Migalhas de Peso

Meu celular, meu universo particular

O acesso aos dados de aparelho celular, por parte da autoridade policial, como regra, carece de expressa ordem judicial, sob pena de configurar indevida invasão à esfera privada do cidadão.

25/6/2020

Há poucos dias, tomou-se conhecimento, por meio da imprensa, de uma abordagem realizada pela Polícia Militar do Estado do Ceará no bairro do Pirambu. O caso, que, naturalmente, deveria figurar como apenas “mais um” na (extensa) lista de abordagens policiais em localidades com grande incidência do tráfico de drogas, acabou ganhando significativa notoriedade por envolver uma famosa influenciadora digital cearense1.

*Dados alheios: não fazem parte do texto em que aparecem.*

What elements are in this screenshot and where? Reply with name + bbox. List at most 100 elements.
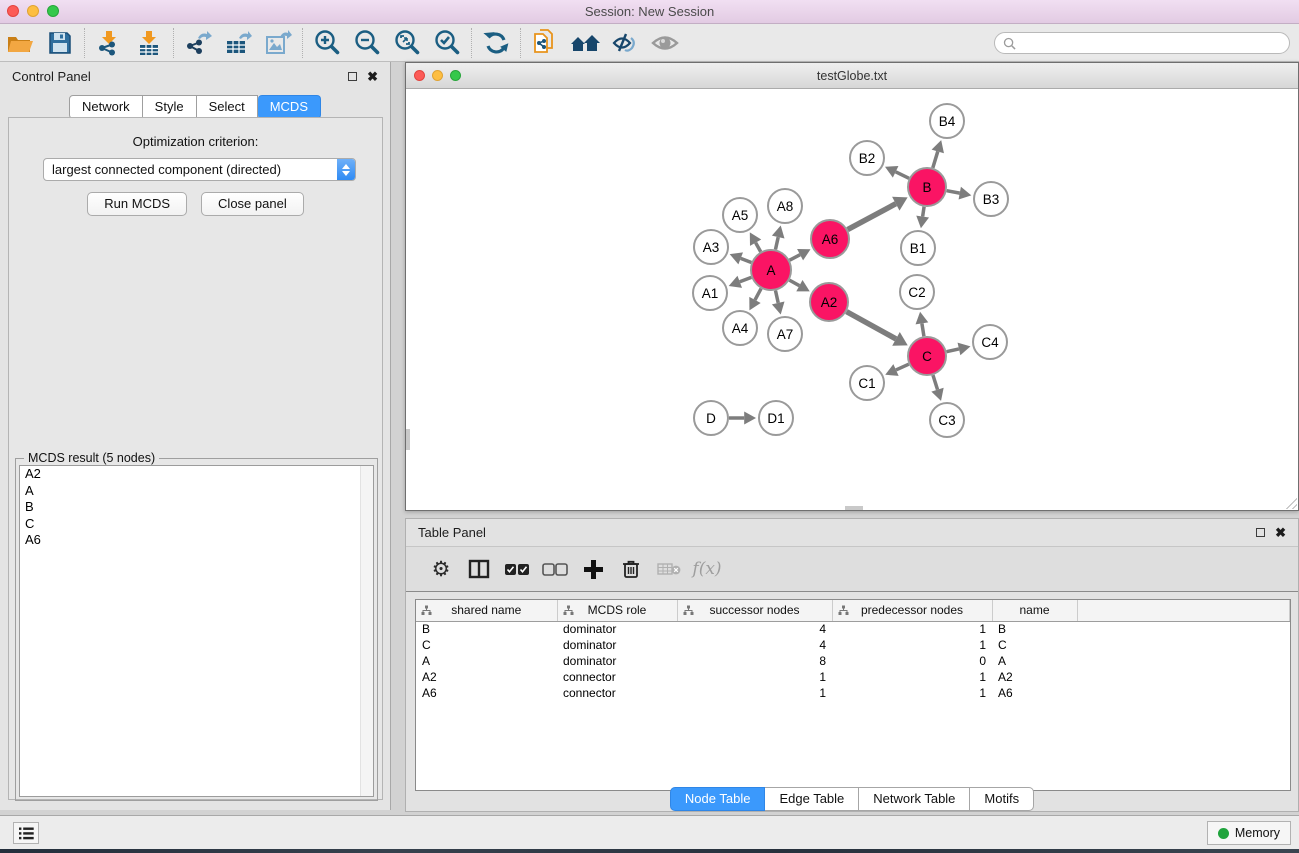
memory-button[interactable]: Memory bbox=[1207, 821, 1291, 845]
result-item[interactable]: A2 bbox=[20, 466, 373, 483]
zoom-out-button[interactable] bbox=[347, 26, 387, 60]
table-settings-button[interactable]: ⚙ bbox=[422, 550, 460, 588]
minimize-network-window-button[interactable] bbox=[432, 70, 443, 81]
open-file-button[interactable] bbox=[0, 26, 40, 60]
horizontal-scrollbar-thumb[interactable] bbox=[845, 506, 863, 510]
graph-edge-B-B2[interactable] bbox=[896, 172, 909, 178]
tab-network-table[interactable]: Network Table bbox=[859, 787, 970, 811]
export-table-button[interactable] bbox=[218, 26, 258, 60]
delete-columns-button[interactable] bbox=[612, 550, 650, 588]
close-panel-icon[interactable]: ✖ bbox=[367, 72, 378, 81]
result-item[interactable]: C bbox=[20, 516, 373, 533]
cell-successor-nodes[interactable]: 1 bbox=[677, 685, 832, 701]
show-columns-button[interactable] bbox=[460, 550, 498, 588]
graph-edge-A-A6[interactable] bbox=[790, 255, 800, 261]
cell-MCDS-role[interactable]: connector bbox=[557, 685, 677, 701]
cell-name[interactable]: A6 bbox=[992, 685, 1077, 701]
close-window-button[interactable] bbox=[7, 5, 19, 17]
cell-shared-name[interactable]: C bbox=[416, 637, 557, 653]
tab-motifs[interactable]: Motifs bbox=[970, 787, 1034, 811]
graph-edge-B-B3[interactable] bbox=[947, 191, 960, 193]
graph-edge-C-C2[interactable] bbox=[922, 323, 924, 336]
minimize-window-button[interactable] bbox=[27, 5, 39, 17]
column-header-shared-name[interactable]: shared name bbox=[416, 600, 557, 621]
import-network-button[interactable] bbox=[89, 26, 129, 60]
import-table-button[interactable] bbox=[129, 26, 169, 60]
cell-predecessor-nodes[interactable]: 1 bbox=[832, 685, 992, 701]
cell-successor-nodes[interactable]: 4 bbox=[677, 637, 832, 653]
cell-predecessor-nodes[interactable]: 1 bbox=[832, 669, 992, 685]
graph-edge-A2-C[interactable] bbox=[847, 312, 896, 339]
graph-edge-A-A5[interactable] bbox=[756, 243, 761, 252]
tab-mcds[interactable]: MCDS bbox=[258, 95, 321, 119]
cell-predecessor-nodes[interactable]: 1 bbox=[832, 637, 992, 653]
vertical-scrollbar-thumb[interactable] bbox=[406, 429, 410, 450]
float-table-panel-icon[interactable] bbox=[1256, 528, 1265, 537]
tab-style[interactable]: Style bbox=[143, 95, 197, 119]
run-mcds-button[interactable]: Run MCDS bbox=[87, 192, 187, 216]
result-item[interactable]: B bbox=[20, 499, 373, 516]
cell-MCDS-role[interactable]: dominator bbox=[557, 653, 677, 669]
column-header-predecessor-nodes[interactable]: predecessor nodes bbox=[832, 600, 992, 621]
maximize-window-button[interactable] bbox=[47, 5, 59, 17]
cell-successor-nodes[interactable]: 1 bbox=[677, 669, 832, 685]
cell-shared-name[interactable]: B bbox=[416, 621, 557, 637]
result-item[interactable]: A bbox=[20, 483, 373, 500]
export-image-button[interactable] bbox=[258, 26, 298, 60]
table-row[interactable]: Adominator80A bbox=[416, 653, 1290, 669]
home-button[interactable] bbox=[565, 26, 605, 60]
hide-selected-button[interactable] bbox=[605, 26, 645, 60]
graph-edge-C-C4[interactable] bbox=[947, 349, 959, 352]
cell-name[interactable]: B bbox=[992, 621, 1077, 637]
search-input[interactable] bbox=[1016, 34, 1289, 52]
graph-edge-A-A3[interactable] bbox=[741, 258, 752, 262]
table-row[interactable]: A6connector11A6 bbox=[416, 685, 1290, 701]
show-task-history-button[interactable] bbox=[13, 822, 39, 844]
save-session-button[interactable] bbox=[40, 26, 80, 60]
show-all-button[interactable] bbox=[645, 26, 685, 60]
clone-network-button[interactable] bbox=[525, 26, 565, 60]
graph-edge-A-A7[interactable] bbox=[775, 291, 778, 303]
delete-table-button[interactable] bbox=[650, 550, 688, 588]
graph-edge-C-C1[interactable] bbox=[896, 364, 909, 370]
graph-edge-A-A1[interactable] bbox=[740, 277, 752, 281]
cell-name[interactable]: A2 bbox=[992, 669, 1077, 685]
table-row[interactable]: Bdominator41B bbox=[416, 621, 1290, 637]
network-canvas[interactable]: B4B2BB3A8A5A6A3B1AA1C2A2A4A7C4CC1C3DD1 bbox=[406, 89, 1298, 510]
function-builder-button[interactable]: f(x) bbox=[688, 550, 726, 588]
close-panel-button[interactable]: Close panel bbox=[201, 192, 304, 216]
cell-predecessor-nodes[interactable]: 0 bbox=[832, 653, 992, 669]
table-row[interactable]: Cdominator41C bbox=[416, 637, 1290, 653]
cell-shared-name[interactable]: A bbox=[416, 653, 557, 669]
deselect-all-columns-button[interactable] bbox=[536, 550, 574, 588]
column-header-name[interactable]: name bbox=[992, 600, 1077, 621]
network-window-titlebar[interactable]: testGlobe.txt bbox=[406, 63, 1298, 89]
cell-MCDS-role[interactable]: connector bbox=[557, 669, 677, 685]
graph-edge-A-A2[interactable] bbox=[789, 280, 799, 286]
close-table-panel-icon[interactable]: ✖ bbox=[1275, 528, 1286, 537]
maximize-network-window-button[interactable] bbox=[450, 70, 461, 81]
cell-successor-nodes[interactable]: 4 bbox=[677, 621, 832, 637]
mcds-result-list[interactable]: A2ABCA6 bbox=[19, 465, 374, 797]
column-header-MCDS-role[interactable]: MCDS role bbox=[557, 600, 677, 621]
graph-edge-A6-B[interactable] bbox=[848, 204, 896, 230]
close-network-window-button[interactable] bbox=[414, 70, 425, 81]
cell-shared-name[interactable]: A2 bbox=[416, 669, 557, 685]
graph-edge-B-B1[interactable] bbox=[923, 207, 924, 217]
cell-name[interactable]: A bbox=[992, 653, 1077, 669]
zoom-in-button[interactable] bbox=[307, 26, 347, 60]
export-network-button[interactable] bbox=[178, 26, 218, 60]
tab-network[interactable]: Network bbox=[69, 95, 143, 119]
graph-edge-B-B4[interactable] bbox=[933, 151, 938, 167]
column-header-successor-nodes[interactable]: successor nodes bbox=[677, 600, 832, 621]
tab-edge-table[interactable]: Edge Table bbox=[765, 787, 859, 811]
graph-edge-A-A4[interactable] bbox=[755, 289, 761, 300]
tab-node-table[interactable]: Node Table bbox=[670, 787, 766, 811]
zoom-selected-button[interactable] bbox=[427, 26, 467, 60]
result-item[interactable]: A6 bbox=[20, 532, 373, 549]
create-column-button[interactable] bbox=[574, 550, 612, 588]
select-all-columns-button[interactable] bbox=[498, 550, 536, 588]
scrollbar-track[interactable] bbox=[360, 466, 373, 796]
table-row[interactable]: A2connector11A2 bbox=[416, 669, 1290, 685]
zoom-fit-button[interactable] bbox=[387, 26, 427, 60]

Quando da abordagem policial, muito embora não portasse consigo quaisquer ilícitos, a influencer teve seu celular inteiramente vasculhado pela polícia, ocasião em que se haveria encontrado fotos de drogas e de armas de fogo no aparelho. A abordada, então, fora levada à delegacia, e o celular fora apreendido para posterior perícia.

O presente artigo não pretende analisar o caso concreto em si ou, ainda, criticar o trabalho exercido pelos policiais militares quando da aludida abordagem, mas sim refletir acerca da corriqueira prática de acesso a dados contidos em aparelhos celulares, sem autorização judicial para tanto, à luz dos direitos à intimidade e à privacidade.

A Constituição Federal preceitua serem invioláveis a intimidade e a vida privada do cidadão (art. 5º, X), conferindo-lhes status de verdadeiros direitos fundamentais.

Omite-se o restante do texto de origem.